Furthermore, this news release includes references to "original gas-in-place" and "technically recoverable resources" with respect to the Marcellus shale resource play, as noted in a report dated April 2009 and entitled "Modern Shale Gas Development in the United States: A Primer" prepared for the U.S. Department of Energy, Office of Fossil Energy and National Energy Technology Laboratory (the "USDE Report"). The USDE Report defines "original gas-in-place" as "the entire volume of gas contained in the reservoir, regardless of the ability to produce it". The USDE Report defines "technically recoverable resources" as "the total amount of resource, discovered and undiscovered that is thought to be recoverable with available technology, regardless of economics." Neither NI 51-101 nor the COGE Handbook contains a definition of "original gas-in-place" or "technically recoverable resources", and, accordingly, such terms do not have a standardized meaning thereunder. The estimates of "original gas-in-place" and "technically recoverable resources" contained in the USDE Report and referenced in this news release may not be comparable to similar estimates presented by other issuers. Furthermore, the USDE Report states that the estimates of "original gas-in-place" and "technically recoverable resources" described therein are presented for general comparative purposes only and the research to obtain such numbers did not include a resource evaluation. Rather, publicly available data was obtained from a variety of sources and presented therein for general characterization and comparison. The USDE Report states that resource estimates for any basin may vary greatly depending on individual company experience, data available at the time the estimate was performed, and other factors, and that these estimates are likely to change as production methods and technologies improve. It is uncertain whether the estimates of "original gas-in-place" and "technically recoverable resources" in the USDE Report were prepared by a qualified reserves evaluator or auditor within the meaning of NI 51-101.

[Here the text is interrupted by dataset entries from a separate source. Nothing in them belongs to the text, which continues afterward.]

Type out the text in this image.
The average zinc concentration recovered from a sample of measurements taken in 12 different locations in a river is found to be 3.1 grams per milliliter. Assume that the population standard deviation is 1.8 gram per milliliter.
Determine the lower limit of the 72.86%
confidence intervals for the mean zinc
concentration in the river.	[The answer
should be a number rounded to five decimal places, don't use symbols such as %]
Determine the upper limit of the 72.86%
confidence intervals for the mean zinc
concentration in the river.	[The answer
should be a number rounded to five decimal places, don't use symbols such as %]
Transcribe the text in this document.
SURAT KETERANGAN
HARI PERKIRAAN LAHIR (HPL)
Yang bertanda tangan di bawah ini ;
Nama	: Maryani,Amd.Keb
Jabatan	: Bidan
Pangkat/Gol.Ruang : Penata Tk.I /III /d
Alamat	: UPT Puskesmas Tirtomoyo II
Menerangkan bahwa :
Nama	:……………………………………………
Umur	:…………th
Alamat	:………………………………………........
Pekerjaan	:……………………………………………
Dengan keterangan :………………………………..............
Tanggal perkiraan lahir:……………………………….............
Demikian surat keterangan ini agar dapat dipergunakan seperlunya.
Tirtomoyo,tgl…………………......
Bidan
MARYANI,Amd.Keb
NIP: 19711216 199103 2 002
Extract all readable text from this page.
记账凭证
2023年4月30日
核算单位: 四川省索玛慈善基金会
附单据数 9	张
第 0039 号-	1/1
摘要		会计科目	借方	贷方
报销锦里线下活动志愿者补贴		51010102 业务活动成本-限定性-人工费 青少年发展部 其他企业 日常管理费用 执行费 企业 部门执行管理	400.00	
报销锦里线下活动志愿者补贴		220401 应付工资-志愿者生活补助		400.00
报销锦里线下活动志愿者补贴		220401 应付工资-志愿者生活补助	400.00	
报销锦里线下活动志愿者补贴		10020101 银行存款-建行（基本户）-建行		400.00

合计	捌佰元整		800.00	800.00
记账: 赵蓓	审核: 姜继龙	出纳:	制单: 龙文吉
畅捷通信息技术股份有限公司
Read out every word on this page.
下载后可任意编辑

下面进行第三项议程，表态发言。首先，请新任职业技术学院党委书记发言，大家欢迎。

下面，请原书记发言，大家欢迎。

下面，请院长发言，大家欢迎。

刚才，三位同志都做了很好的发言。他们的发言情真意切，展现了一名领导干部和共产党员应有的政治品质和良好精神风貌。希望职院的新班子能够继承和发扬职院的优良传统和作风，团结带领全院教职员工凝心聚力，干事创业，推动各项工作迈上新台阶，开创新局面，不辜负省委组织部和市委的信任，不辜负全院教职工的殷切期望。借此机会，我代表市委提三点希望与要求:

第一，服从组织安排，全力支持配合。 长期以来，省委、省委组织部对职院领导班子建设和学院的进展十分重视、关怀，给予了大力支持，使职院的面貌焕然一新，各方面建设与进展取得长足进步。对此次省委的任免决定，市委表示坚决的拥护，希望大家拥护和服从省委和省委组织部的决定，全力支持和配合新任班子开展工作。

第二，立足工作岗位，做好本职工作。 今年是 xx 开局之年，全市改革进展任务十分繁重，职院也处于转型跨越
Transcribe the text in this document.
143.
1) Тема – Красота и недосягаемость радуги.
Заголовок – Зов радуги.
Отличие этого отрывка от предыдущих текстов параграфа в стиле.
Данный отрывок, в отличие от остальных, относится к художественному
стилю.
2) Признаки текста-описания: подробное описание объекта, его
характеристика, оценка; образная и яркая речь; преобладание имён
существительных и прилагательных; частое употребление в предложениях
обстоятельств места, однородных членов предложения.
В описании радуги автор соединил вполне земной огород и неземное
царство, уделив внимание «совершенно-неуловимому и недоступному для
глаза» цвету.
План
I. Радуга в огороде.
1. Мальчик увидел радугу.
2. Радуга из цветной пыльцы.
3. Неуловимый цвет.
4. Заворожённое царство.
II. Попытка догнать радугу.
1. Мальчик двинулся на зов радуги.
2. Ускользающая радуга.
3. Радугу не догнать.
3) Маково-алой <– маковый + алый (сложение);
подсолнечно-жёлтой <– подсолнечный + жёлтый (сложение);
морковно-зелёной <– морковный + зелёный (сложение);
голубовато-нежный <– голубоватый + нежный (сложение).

This news release includes a reference to Enerplus' estimate of future "projected FD&A costs" with respect to the interests it is acquiring in the Marcellus properties. These estimated "projected FD&A costs" have been calculated as the total acquisition cost for the Marcellus acquisition (including the vendor carry amount) plus Enerplus' estimate of its future development costs on the acquired interests in the Marcellus properties, divided by Enerplus' best estimate of contingent resources and gross proved plus probable reserves attributable to its acquired interests in the Marcellus properties. The "projected FD&A costs" referenced in this news release is an estimate by Enerplus of future results based on certain assumptions and is by its nature a projection which is different than "finding and development costs" calculated in accordance with NI 51-101, which is an historical calculation. The estimate of "projected FD&A costs" has been provided as Enerplus believes it provides a reasonable estimate of the long-term economics of the acquisition. The measure of "projected FD&A costs" disclosed herein does not have a standardized meaning prescribed by NI 51-101 or the COGE Handbook and therefore this measure, as defined by Enerplus, may not be comparable to similar measures (including "finding and development costs" and "finding, development and acquisition costs") presented by other issuers. The estimate of "projected FD&A costs" constitutes forward-looking information and therefore reflects several material factors, expectations and assumptions and is subject to a number of risk factors. See "Forward-Looking Information and Statements" above for further information.